Chapter 15: Layers & Activation Functions¶
“*Neurons speak in activations. Layers translate
High-level APIs in TensorFlow make it easy to build neural networks using predefined layers and activation functions. But beneath these abstractions lies the mathematical logic we explored in Chapter 14.
This chapter dives into:
- Commonly used layers in tf.keras.layers
- How layers are composed in Sequential and Functional APIs
- The role and behavior of activation functions
- How to visualize activation functions
- Choosing the right activation based on task
By the end, you’ll grasp how layers and activations form the “building blocks” of deep learning architectures.
🏗️ Understanding Layers¶
Layers are wrappers around mathematical functions that transform input tensors. Common types include:
1. Dense Layer¶
Fully-connected layer where every neuron receives input from all neurons in the previous layer.

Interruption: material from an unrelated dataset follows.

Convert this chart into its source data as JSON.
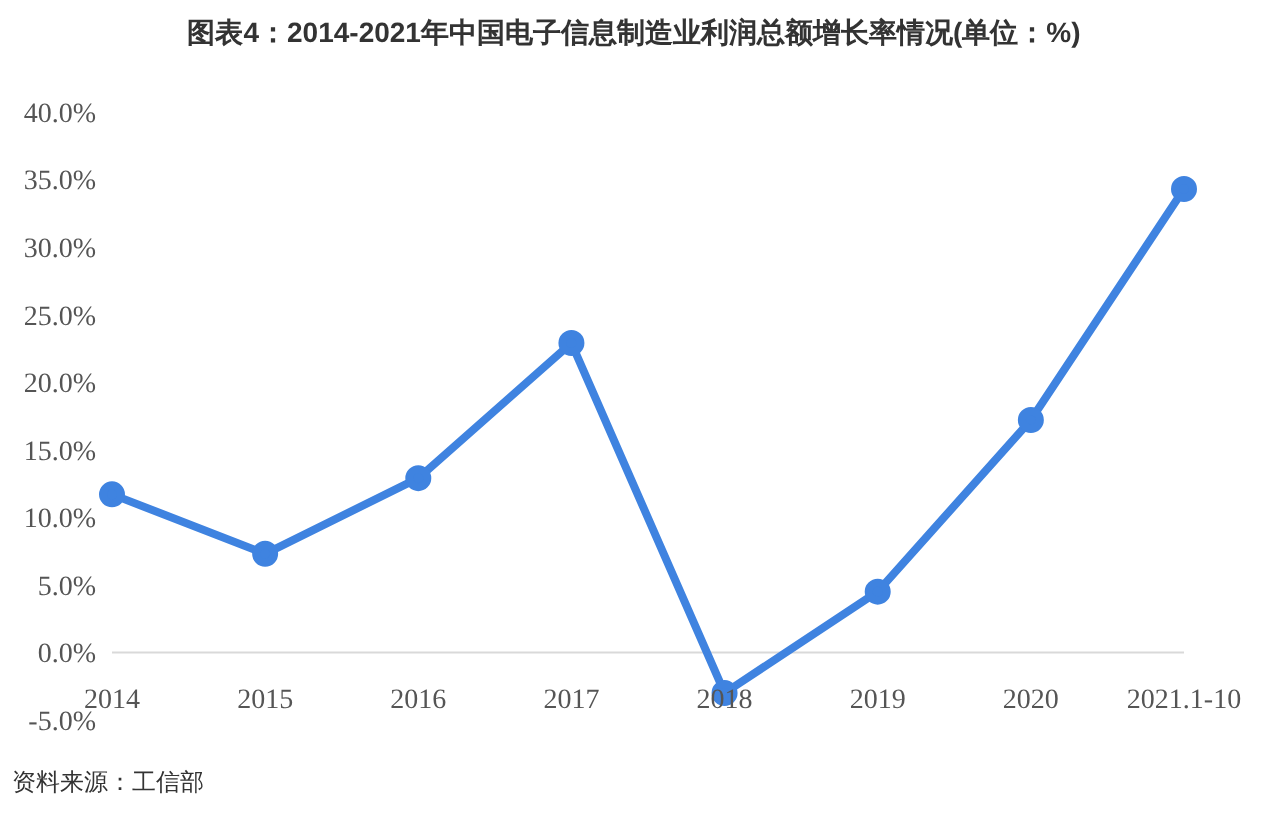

from tensorflow.keras.layers import Dense
dense_layer = Dense(units=64, activation='relu')
2. Dropout Layer¶
Randomly disables a fraction of units during training to prevent overfitting.

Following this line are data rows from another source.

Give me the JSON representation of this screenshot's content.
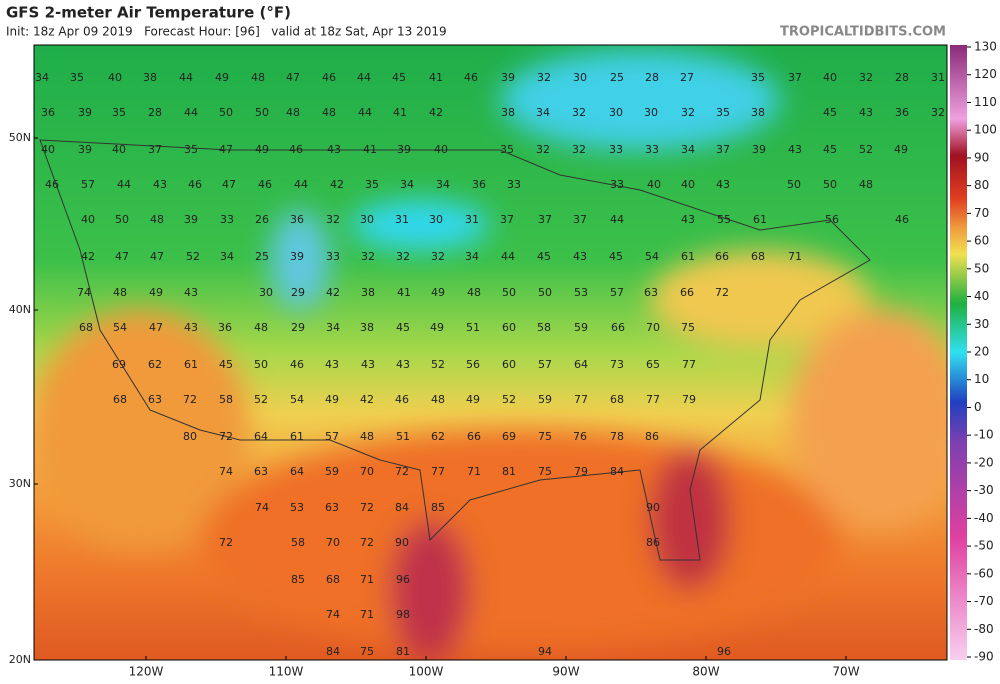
{
  "header": {
    "title": "GFS 2-meter Air Temperature (°F)",
    "subtitle": "Init: 18z Apr 09 2019   Forecast Hour: [96]   valid at 18z Sat, Apr 13 2019",
    "watermark": "TROPICALTIDBITS.COM"
  },
  "colorbar": {
    "ticks": [
      130,
      120,
      110,
      100,
      90,
      80,
      70,
      60,
      50,
      40,
      30,
      20,
      10,
      0,
      -10,
      -20,
      -30,
      -40,
      -50,
      -60,
      -70,
      -80,
      -90
    ]
  },
  "axes": {
    "lat_labels": [
      "50N",
      "40N",
      "30N",
      "20N"
    ],
    "lon_labels": [
      "120W",
      "110W",
      "100W",
      "90W",
      "80W",
      "70W"
    ]
  },
  "map": {
    "rows": [
      [
        34,
        35,
        40,
        38,
        44,
        49,
        48,
        47,
        46,
        44,
        45,
        41,
        46,
        39,
        32,
        30,
        25,
        28,
        27,
        35,
        37,
        40,
        32,
        28,
        31
      ],
      [
        36,
        39,
        35,
        28,
        44,
        50,
        50,
        48,
        48,
        44,
        41,
        42,
        38,
        34,
        32,
        30,
        30,
        32,
        35,
        38,
        45,
        43,
        36,
        32
      ],
      [
        40,
        39,
        40,
        37,
        35,
        47,
        49,
        46,
        43,
        41,
        39,
        40,
        35,
        32,
        32,
        33,
        33,
        34,
        37,
        39,
        43,
        45,
        52,
        49
      ],
      [
        46,
        57,
        44,
        43,
        46,
        47,
        46,
        44,
        42,
        35,
        34,
        34,
        36,
        33,
        33,
        40,
        40,
        43,
        50,
        50,
        48
      ],
      [
        40,
        50,
        48,
        39,
        33,
        26,
        36,
        32,
        30,
        31,
        30,
        31,
        37,
        37,
        37,
        44,
        43,
        55,
        61,
        56,
        46
      ],
      [
        42,
        47,
        47,
        52,
        34,
        25,
        39,
        33,
        32,
        32,
        32,
        34,
        44,
        45,
        43,
        45,
        54,
        61,
        66,
        68,
        71
      ],
      [
        74,
        48,
        49,
        43,
        30,
        29,
        42,
        38,
        41,
        49,
        48,
        50,
        50,
        53,
        57,
        63,
        66,
        72
      ],
      [
        68,
        54,
        47,
        43,
        36,
        48,
        29,
        34,
        38,
        45,
        49,
        51,
        60,
        58,
        59,
        66,
        70,
        75
      ],
      [
        69,
        62,
        61,
        45,
        50,
        46,
        43,
        43,
        43,
        52,
        56,
        60,
        57,
        64,
        73,
        65,
        77
      ],
      [
        68,
        63,
        72,
        58,
        52,
        54,
        49,
        42,
        46,
        48,
        49,
        52,
        59,
        77,
        68,
        77,
        79
      ],
      [
        80,
        72,
        64,
        61,
        57,
        48,
        51,
        62,
        66,
        69,
        75,
        76,
        78,
        86
      ],
      [
        74,
        63,
        64,
        59,
        70,
        72,
        77,
        71,
        81,
        75,
        79,
        84
      ],
      [
        74,
        53,
        63,
        72,
        84,
        85,
        90
      ],
      [
        72,
        58,
        70,
        72,
        90,
        86
      ],
      [
        85,
        68,
        71,
        96
      ],
      [
        74,
        71,
        98
      ],
      [
        84,
        75,
        81,
        94,
        96
      ]
    ]
  }
}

from tensorflow.keras.layers import Dropout
dropout_layer = Dropout(rate=0.5) # Drops 50% of units
3. Flatten Layer¶
Converts multi-dimensional input (e.g., 28x28 image) to 1D vector.
from tensorflow.keras.layers import Flatten
flatten_layer = Flatten()
⚡ Activation Functions¶
Activation functions determine whether a neuron “fires” or not. They introduce non-linearity—critical for learning complex patterns.
🔹 Common Activation Functions¶
Function | Formula | Use Case |
---|---|---|
ReLU | max(0, x) | Most common; avoids vanishing gradients |
Sigmoid | 1 / (1 + e^-x) | Binary classification (last layer) |
Tanh | (e^x - e^-x) / (e^x + e^-x) | Good zero-centered activation |
Softmax | exp(x_i) / Σ exp(x_j) (multi-class) | Output layer for multi-class problems |
Leaky ReLU | x if x > 0 else α * x (α ~ 0.01) | Avoids dead ReLU units |
Visualizing Activations¶
import numpy as np
import matplotlib.pyplot as plt
import tensorflow as tf
x = tf.linspace(-10.0, 10.0, 400)
activations = {
"ReLU": tf.nn.relu(x),
"Sigmoid": tf.nn.sigmoid(x),
"Tanh": tf.nn.tanh(x),
"Leaky ReLU": tf.nn.leaky_relu(x),
}
plt.figure(figsize=(10, 6))
for name, y in activations.items():
plt.plot(x, y, label=name)
plt.legend()
plt.title("Activation Functions")
plt.grid(True)
plt.show()
Build a Network with Layers & Activations¶
Here’s how you can simplify your neural net from Chapter 14 using layers:
from tensorflow.keras.models import Sequential
from tensorflow.keras.layers import Dense, Flatten
model = Sequential([
Flatten(input_shape=(28, 28)),
Dense(128, activation='relu'),
Dense(10) # No softmax here; included in loss
])
model.compile(
optimizer='adam',
loss=tf.keras.losses.SparseCategoricalCrossentropy(from_logits=True),
metrics=['accuracy']
)
model.summary()
Functional API Example¶
The Functional API allows for more complex architectures (e.g., multi-input, multi-output):
from tensorflow.keras import Model, Input
inputs = Input(shape=(28, 28))
x = Flatten()(inputs)
x = Dense(128, activation='relu')(x)
outputs = Dense(10)(x)
model = Model(inputs=inputs, outputs=outputs)
Summary¶
In this chapter, you:
- Explored key layer types (Dense, Flatten, Dropout)
- Learned how activation functions shape neural computations
- Built models using Sequential and Functional APIs
- Visualized and compared activation behaviors
You now understand how layers and activations turn your raw tensors into meaningful representations that a neural network can learn from.